After sticking with the job at the City of San Bernardino for three years, he resigned and opened a consulting engineering office with two other engineers – Foulke, Crist and Brodie, where he was not only a partner, but manager.
Getting paid as a consultant was irregular, and in 1958 when I was a year from graduating from high school and with college costs on the horizon, Dad accepted a position with San Bernardino County as Assistant County Flood Control Engineer, and later as Assistant Road Commissioner. During this time, he applied for an engineering position in northern California. By this point in time, his lack of a college degree was held against him, even though he secured a formal Diploma from the International Correspondence Schools and had a successful career.
After both Chris and I had completed college, Dad once again opened his own consulting firm – Omer H. Brodie & Associates, locating his business in Redlands in a building he had built that had an apartment over the office. Mom became the office manager.

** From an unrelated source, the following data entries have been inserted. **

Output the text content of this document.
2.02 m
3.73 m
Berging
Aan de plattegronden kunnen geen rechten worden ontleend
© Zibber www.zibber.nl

On a road trip through the Pacific Northwest and Idaho in 1975, Mom and Dad stopped to visit a friend who had relocated to Coeur d’ Alene. Dad fell in love with the small town on the edge of the lake and decided he wanted to retire there, even though Mom thought she had made the last move of her life. After moving, Dad got licensed in Idaho and continued to do consulting work out of his home office.

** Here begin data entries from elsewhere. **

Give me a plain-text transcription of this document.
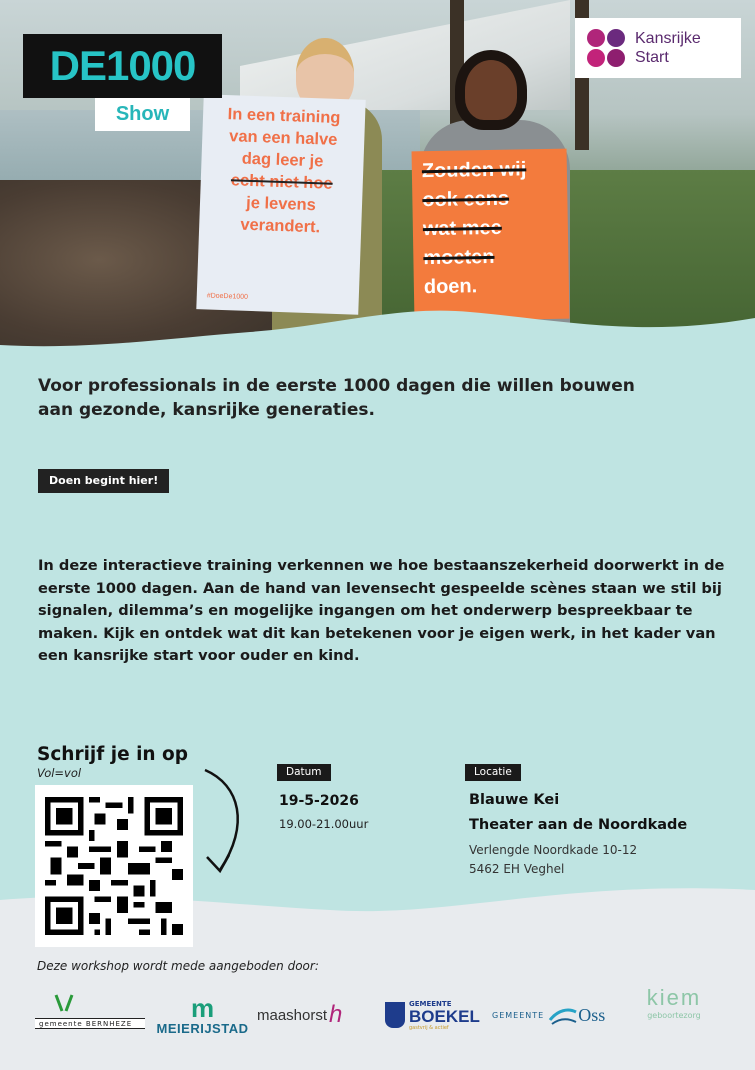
In een training
van een halve
dag leer je
echt niet hoe
je levens
verandert.
#DoeDe1000
Zouden wij
ook eens
wat mee
moeten
doen.
DE1000
Show
Kansrijke
Start
Voor professionals in de eerste 1000 dagen die willen bouwen aan gezonde, kansrijke generaties.
Doen begint hier!
In deze interactieve training verkennen we hoe bestaanszekerheid doorwerkt in de eerste 1000 dagen. Aan de hand van levensecht gespeelde scènes staan we stil bij signalen, dilemma’s en mogelijke ingangen om het onderwerp bespreekbaar te maken. Kijk en ontdek wat dit kan betekenen voor je eigen werk, in het kader van een kansrijke start voor ouder en kind.
Schrijf je in op
Vol=vol	Datum
19-5-2026
19.00-21.00uur
Locatie
Blauwe Kei
Theater aan de Noordkade
Verlengde Noordkade 10-12
5462 EH Veghel
Deze workshop wordt mede aangeboden door:
gemeente BERNHEZE
m
MEIERIJSTAD
maashorst h	GEMEENTE
BOEKEL
gastvrij & actief
GEMEENTE Oss
kiem
geboortezorg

In 1981, three years before he died of a heart attack, Dad’s professional expertise was recognized when he had an article published in the Civil Engineering magazine.

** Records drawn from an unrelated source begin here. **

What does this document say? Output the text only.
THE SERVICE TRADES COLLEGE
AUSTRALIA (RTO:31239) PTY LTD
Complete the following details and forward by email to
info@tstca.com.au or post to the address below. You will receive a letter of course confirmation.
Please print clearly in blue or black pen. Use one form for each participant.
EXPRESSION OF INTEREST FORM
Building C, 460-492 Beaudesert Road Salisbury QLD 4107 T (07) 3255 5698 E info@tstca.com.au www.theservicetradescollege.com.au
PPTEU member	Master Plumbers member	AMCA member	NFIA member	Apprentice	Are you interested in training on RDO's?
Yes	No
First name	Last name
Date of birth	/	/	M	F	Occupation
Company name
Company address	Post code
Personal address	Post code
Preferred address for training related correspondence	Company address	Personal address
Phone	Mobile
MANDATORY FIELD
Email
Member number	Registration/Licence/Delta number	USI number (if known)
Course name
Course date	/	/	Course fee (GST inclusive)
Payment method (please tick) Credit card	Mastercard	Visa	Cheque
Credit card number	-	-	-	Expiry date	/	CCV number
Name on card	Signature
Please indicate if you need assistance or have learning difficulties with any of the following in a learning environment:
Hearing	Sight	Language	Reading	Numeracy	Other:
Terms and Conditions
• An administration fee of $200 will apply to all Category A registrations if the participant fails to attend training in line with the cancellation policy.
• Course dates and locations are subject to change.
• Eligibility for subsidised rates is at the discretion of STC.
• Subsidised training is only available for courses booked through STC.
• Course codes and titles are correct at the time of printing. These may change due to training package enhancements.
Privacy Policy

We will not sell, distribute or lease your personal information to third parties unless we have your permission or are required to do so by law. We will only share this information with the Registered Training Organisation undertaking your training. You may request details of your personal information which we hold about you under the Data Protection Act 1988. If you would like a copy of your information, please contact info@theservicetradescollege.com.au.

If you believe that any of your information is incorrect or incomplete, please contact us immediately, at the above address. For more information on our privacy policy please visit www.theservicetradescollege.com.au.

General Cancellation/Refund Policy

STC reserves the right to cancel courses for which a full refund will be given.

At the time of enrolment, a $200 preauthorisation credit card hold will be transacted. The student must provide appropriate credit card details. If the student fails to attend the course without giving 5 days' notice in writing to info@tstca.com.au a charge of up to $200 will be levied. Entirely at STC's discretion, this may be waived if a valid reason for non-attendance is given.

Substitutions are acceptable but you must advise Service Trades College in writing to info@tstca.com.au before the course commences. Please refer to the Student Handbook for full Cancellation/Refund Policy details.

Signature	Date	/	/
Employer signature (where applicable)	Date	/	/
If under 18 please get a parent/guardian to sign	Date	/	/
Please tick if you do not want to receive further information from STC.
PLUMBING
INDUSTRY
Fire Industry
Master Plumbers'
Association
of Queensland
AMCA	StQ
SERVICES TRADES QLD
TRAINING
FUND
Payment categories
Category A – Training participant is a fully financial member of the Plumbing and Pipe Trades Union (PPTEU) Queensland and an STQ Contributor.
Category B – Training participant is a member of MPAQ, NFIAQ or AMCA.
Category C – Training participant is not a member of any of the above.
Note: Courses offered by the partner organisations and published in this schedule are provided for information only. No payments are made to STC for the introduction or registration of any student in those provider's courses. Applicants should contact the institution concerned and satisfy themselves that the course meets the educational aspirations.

Both in California and again in Idaho, Dad never charged a church of any kind for his engineering services. Uncle Bill also gave back to his church and community. According to Cousin Millie, her Dad “supported growth in Brandon by freely providing installation & service for radio equipment for the town in addition to all types of service for electronic equipment for our church and the high school.”
Millie summed up her Dad’s career: “He never graduated from high school and yet kept up-to-date on current electronics by taking many courses and attending top conferences. For more than 25 years he was the most successful mobile radio distributor and services business of General Electric in the southeastern US and was nationally recognized for this success. He sold the most and did all the servicing for his customers without any other employees.”
I look back on our Dad’s professional career with awe. He summed up his career on the cover of his professional prospectus when he opened his consulting practice in 1967: “It has been my creed to attempt to render honest and efficient service, giving due consideration to the client’s financial position, and to anticipate the client’s legal liabilities as a result of work constructed with plans prepared under my direction. If given the opportunity to serve you, I will attempt to perform a professional service beyond reproach.”
Not only did both our Dad and Uncle Bill achieve professional status through their hard work and determination, they did it with integrity.